Date published: 21 September 2021

Norman passed away on the 15th September 2021 (12.15am), aged 89 years.

He lived at home with his loving wife Dorothy, was a great friend with a dry sense of humour.

Former Rochdale Hornets player Norman made his debut on 13 December 1952, an away game against Widnes, after signing from Leigh Junior.

A centre, he went on to play 13 seasons for Hornets, with 331 appearances and 79 tries to his name. He scored two tries in the third-round tie against York to get Hornets to the Challenge Cup semi-final against Wigan in 1958.

These words from Graham Starkey depict how everyone would wish to remember him:

“When I was a teenage Hornets’ fanatic Norman Short was one of my heroes, along with Johnny Chisnall and Ted Cahill. What a thrill it was ten years later when I was playing alongside him - and what a testimony to his skill and ability that he had such a long and distinguished career with Hornets. Always pleasant and cheerful off the field.

“Only a couple of days ago I called to tell him how his name has gone into local ‘folk lore’ on the Bowling Green - any bowl that doesn’t reach is referred to as a ‘Norman’ (Short). He was his usual self, telling me how he still likes to get out and have a bet.

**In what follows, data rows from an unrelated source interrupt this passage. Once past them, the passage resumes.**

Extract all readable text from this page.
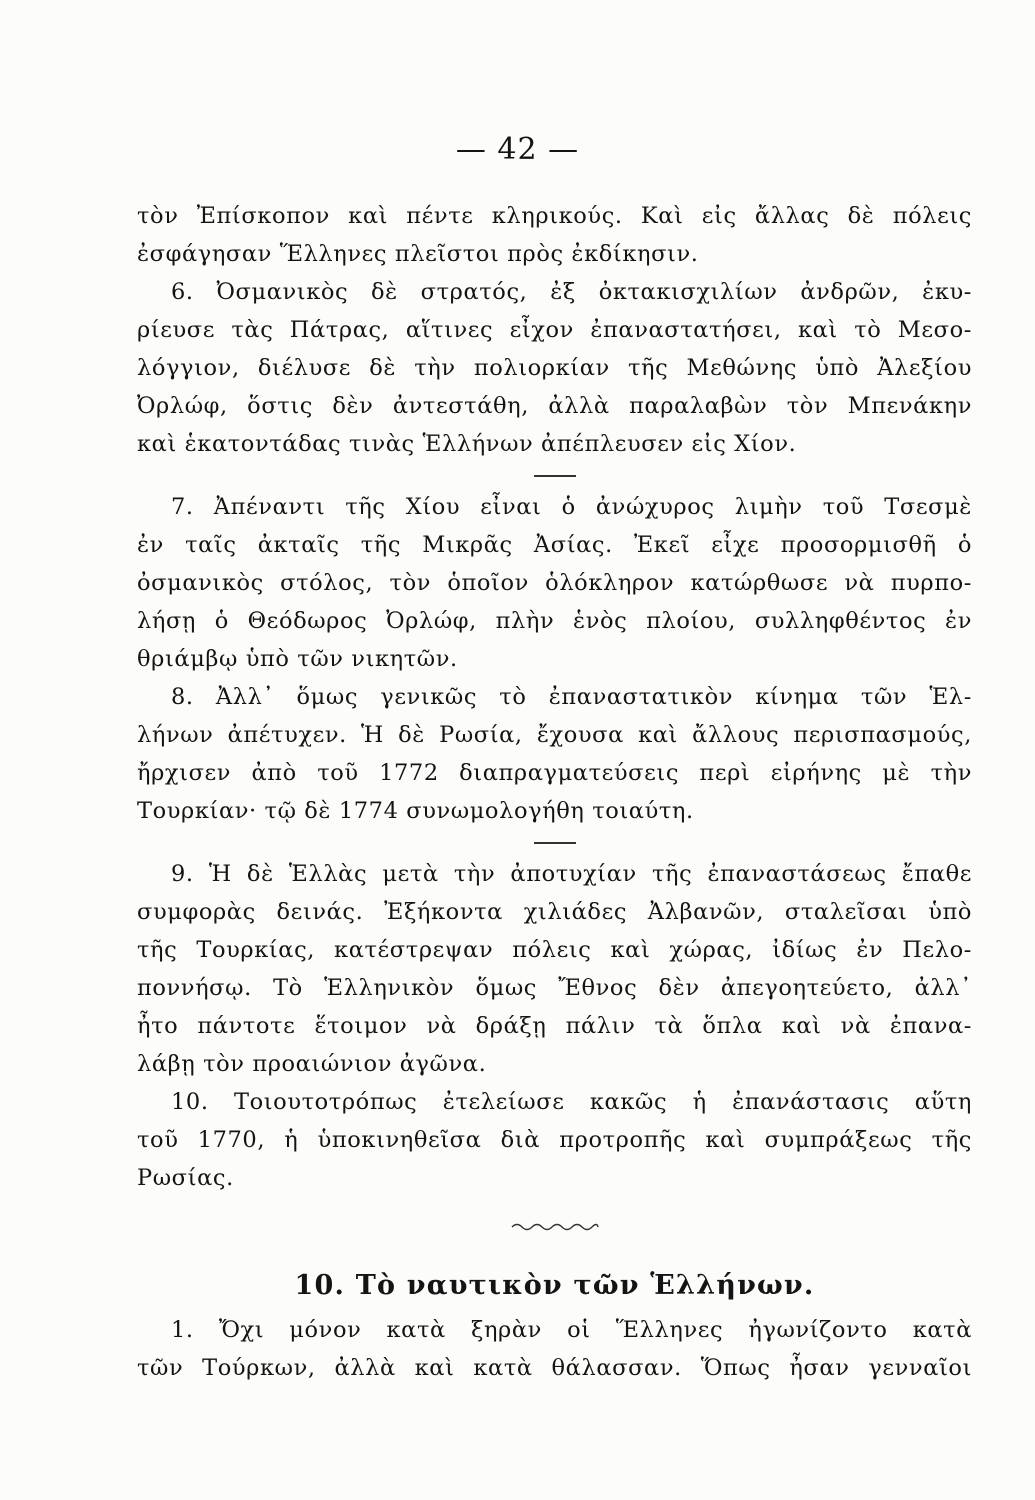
— 42 —
τὸν Ἐπίσκοπον καὶ πέντε κληρικούς. Καὶ εἰς ἄλλας δὲ πόλεις
ἐσφάγησαν Ἕλληνες πλεῖστοι πρὸς ἐκδίκησιν.
6. Ὀσμανικὸς δὲ στρατός, ἐξ ὀκτακισχιλίων ἀνδρῶν, ἐκυ-
ρίευσε τὰς Πάτρας, αἵτινες εἶχον ἐπαναστατήσει, καὶ τὸ Μεσο-
λόγγιον, διέλυσε δὲ τὴν πολιορκίαν τῆς Μεθώνης ὑπὸ Ἀλεξίου
Ὀρλώφ, ὅστις δὲν ἀντεστάθη, ἀλλὰ παραλαβὼν τὸν Μπενάκην
καὶ ἑκατοντάδας τινὰς Ἑλλήνων ἀπέπλευσεν εἰς Χίον.
7. Ἀπέναντι τῆς Χίου εἶναι ὁ ἀνώχυρος λιμὴν τοῦ Τσεσμὲ
ἐν ταῖς ἀκταῖς τῆς Μικρᾶς Ἀσίας. Ἐκεῖ εἶχε προσορμισθῆ ὁ
ὀσμανικὸς στόλος, τὸν ὁποῖον ὁλόκληρον κατώρθωσε νὰ πυρπο-
λήσῃ ὁ Θεόδωρος Ὀρλώφ, πλὴν ἑνὸς πλοίου, συλληφθέντος ἐν
θριάμβῳ ὑπὸ τῶν νικητῶν.
8. Ἀλλ᾿ ὅμως γενικῶς τὸ ἐπαναστατικὸν κίνημα τῶν Ἑλ-
λήνων ἀπέτυχεν. Ἡ δὲ Ρωσία, ἔχουσα καὶ ἄλλους περισπασμούς,
ἤρχισεν ἀπὸ τοῦ 1772 διαπραγματεύσεις περὶ εἰρήνης μὲ τὴν
Τουρκίαν· τῷ δὲ 1774 συνωμολογήθη τοιαύτη.
9. Ἡ δὲ Ἑλλὰς μετὰ τὴν ἀποτυχίαν τῆς ἐπαναστάσεως ἔπαθε
συμφορὰς δεινάς. Ἐξήκοντα χιλιάδες Ἀλβανῶν, σταλεῖσαι ὑπὸ
τῆς Τουρκίας, κατέστρεψαν πόλεις καὶ χώρας, ἰδίως ἐν Πελο-
ποννήσῳ. Τὸ Ἑλληνικὸν ὅμως Ἔθνος δὲν ἀπεγοητεύετο, ἀλλ᾿
ἦτο πάντοτε ἕτοιμον νὰ δράξῃ πάλιν τὰ ὅπλα καὶ νὰ ἐπανα-
λάβῃ τὸν προαιώνιον ἀγῶνα.
10. Τοιουτοτρόπως ἐτελείωσε κακῶς ἡ ἐπανάστασις αὕτη
τοῦ 1770, ἡ ὑποκινηθεῖσα διὰ προτροπῆς καὶ συμπράξεως τῆς
Ρωσίας.
10. Τὸ ναυτικὸν τῶν Ἑλλήνων.
1. Ὄχι μόνον κατὰ ξηρὰν οἱ Ἕλληνες ἠγωνίζοντο κατὰ
τῶν Τούρκων, ἀλλὰ καὶ κατὰ θάλασσαν. Ὅπως ἦσαν γενναῖοι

“R.I.P. Norman. What a pleasure and privilege to have known you.”

Norman was once included amongst the Hornets best ever 13 by the Rochdale Observer and Manchester Evening News during the 1960s, chosen by reporter Ian Ogden: “Signed from Leigh junior rugby, he was a centre with pace to spare and an eye for the try line. Not a bad tackler, either. Not quite international class, but a tremendously loyal servant to the club through good times and bad. Nearly 300 first team appearances and 79 tries amply illustrates his value to Hornets.”

Norman was also voted into the supporters’ best ever 13, described by voting hornets fans as “a lifelong Hornet,” “a stalwart who never let the team down” and “a genius of his generation.”

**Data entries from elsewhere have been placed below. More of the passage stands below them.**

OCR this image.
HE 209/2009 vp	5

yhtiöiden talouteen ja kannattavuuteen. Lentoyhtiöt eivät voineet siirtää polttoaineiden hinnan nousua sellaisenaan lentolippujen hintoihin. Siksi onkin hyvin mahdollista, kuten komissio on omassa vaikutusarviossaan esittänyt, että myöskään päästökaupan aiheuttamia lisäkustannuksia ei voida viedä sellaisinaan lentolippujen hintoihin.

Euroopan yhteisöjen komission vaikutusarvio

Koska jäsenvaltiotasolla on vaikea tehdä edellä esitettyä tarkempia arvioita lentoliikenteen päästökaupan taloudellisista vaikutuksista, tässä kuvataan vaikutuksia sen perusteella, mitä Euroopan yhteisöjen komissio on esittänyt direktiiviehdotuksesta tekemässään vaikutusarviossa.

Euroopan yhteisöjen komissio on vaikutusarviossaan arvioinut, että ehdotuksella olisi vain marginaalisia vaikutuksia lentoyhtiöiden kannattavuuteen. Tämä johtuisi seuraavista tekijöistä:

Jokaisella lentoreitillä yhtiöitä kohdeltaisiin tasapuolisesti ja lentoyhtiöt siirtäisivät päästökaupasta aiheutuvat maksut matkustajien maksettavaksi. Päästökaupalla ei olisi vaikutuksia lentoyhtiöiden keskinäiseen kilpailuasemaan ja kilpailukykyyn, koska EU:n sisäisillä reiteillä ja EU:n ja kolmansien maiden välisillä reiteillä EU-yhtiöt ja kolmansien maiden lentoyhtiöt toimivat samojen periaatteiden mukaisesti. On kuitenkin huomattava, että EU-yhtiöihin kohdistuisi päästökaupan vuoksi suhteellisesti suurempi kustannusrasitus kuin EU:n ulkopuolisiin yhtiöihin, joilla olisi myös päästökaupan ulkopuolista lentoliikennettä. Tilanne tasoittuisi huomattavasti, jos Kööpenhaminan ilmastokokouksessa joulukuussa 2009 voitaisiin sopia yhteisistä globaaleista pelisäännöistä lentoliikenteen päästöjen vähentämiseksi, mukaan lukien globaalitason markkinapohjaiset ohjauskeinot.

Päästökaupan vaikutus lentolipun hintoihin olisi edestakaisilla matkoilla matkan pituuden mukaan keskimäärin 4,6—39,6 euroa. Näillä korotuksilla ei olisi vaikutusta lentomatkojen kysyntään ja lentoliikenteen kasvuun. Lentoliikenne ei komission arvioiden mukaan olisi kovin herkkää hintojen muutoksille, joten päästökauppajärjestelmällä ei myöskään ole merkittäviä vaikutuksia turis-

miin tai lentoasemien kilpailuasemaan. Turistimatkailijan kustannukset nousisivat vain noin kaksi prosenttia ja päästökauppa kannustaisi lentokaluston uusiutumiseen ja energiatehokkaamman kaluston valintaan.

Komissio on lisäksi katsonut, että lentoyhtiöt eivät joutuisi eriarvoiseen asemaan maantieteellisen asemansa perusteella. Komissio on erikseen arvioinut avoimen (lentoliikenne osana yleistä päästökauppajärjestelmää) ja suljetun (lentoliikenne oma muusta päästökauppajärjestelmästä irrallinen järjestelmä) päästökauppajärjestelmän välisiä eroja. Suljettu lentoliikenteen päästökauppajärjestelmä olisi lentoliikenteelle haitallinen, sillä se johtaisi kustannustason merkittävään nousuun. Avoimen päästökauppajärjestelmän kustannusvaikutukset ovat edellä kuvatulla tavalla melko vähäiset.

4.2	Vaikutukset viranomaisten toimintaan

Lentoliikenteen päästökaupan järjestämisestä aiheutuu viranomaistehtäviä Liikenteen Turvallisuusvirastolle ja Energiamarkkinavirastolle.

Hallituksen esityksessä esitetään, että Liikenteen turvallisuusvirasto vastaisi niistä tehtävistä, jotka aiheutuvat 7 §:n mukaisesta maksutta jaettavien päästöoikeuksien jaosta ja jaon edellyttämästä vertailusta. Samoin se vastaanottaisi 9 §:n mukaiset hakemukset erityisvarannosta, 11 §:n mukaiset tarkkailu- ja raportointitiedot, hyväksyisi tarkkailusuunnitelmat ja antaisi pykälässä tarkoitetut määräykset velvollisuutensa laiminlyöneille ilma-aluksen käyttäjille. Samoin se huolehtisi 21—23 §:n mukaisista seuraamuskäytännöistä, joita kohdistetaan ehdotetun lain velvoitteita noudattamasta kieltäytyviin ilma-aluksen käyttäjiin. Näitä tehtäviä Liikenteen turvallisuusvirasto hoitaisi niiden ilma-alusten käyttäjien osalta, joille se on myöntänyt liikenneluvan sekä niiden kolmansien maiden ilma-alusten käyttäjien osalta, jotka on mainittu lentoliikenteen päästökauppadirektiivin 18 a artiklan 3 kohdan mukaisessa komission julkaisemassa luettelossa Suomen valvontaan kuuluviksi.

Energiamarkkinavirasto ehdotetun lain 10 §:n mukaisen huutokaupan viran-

Norman has also been described as “a perfect gentleman” by Roger Halstead, rugby league writer and reporter for the Oldham Evening Chronicle for 40 years: “Norman was one of my idols and my heroes. Born and brought up in Littleborough, I was a Hornets fanatic as a kid and when I started to play Union at school, I always modelled myself on my hero, Norman Short.

“He was a class centre and, in my view, he and Ted Cahill were the star players in the 50s.

“I got to know him well in later life and he was the perfect gentleman – a credit to himself, his family, Rochdale Hornets and rugby league.”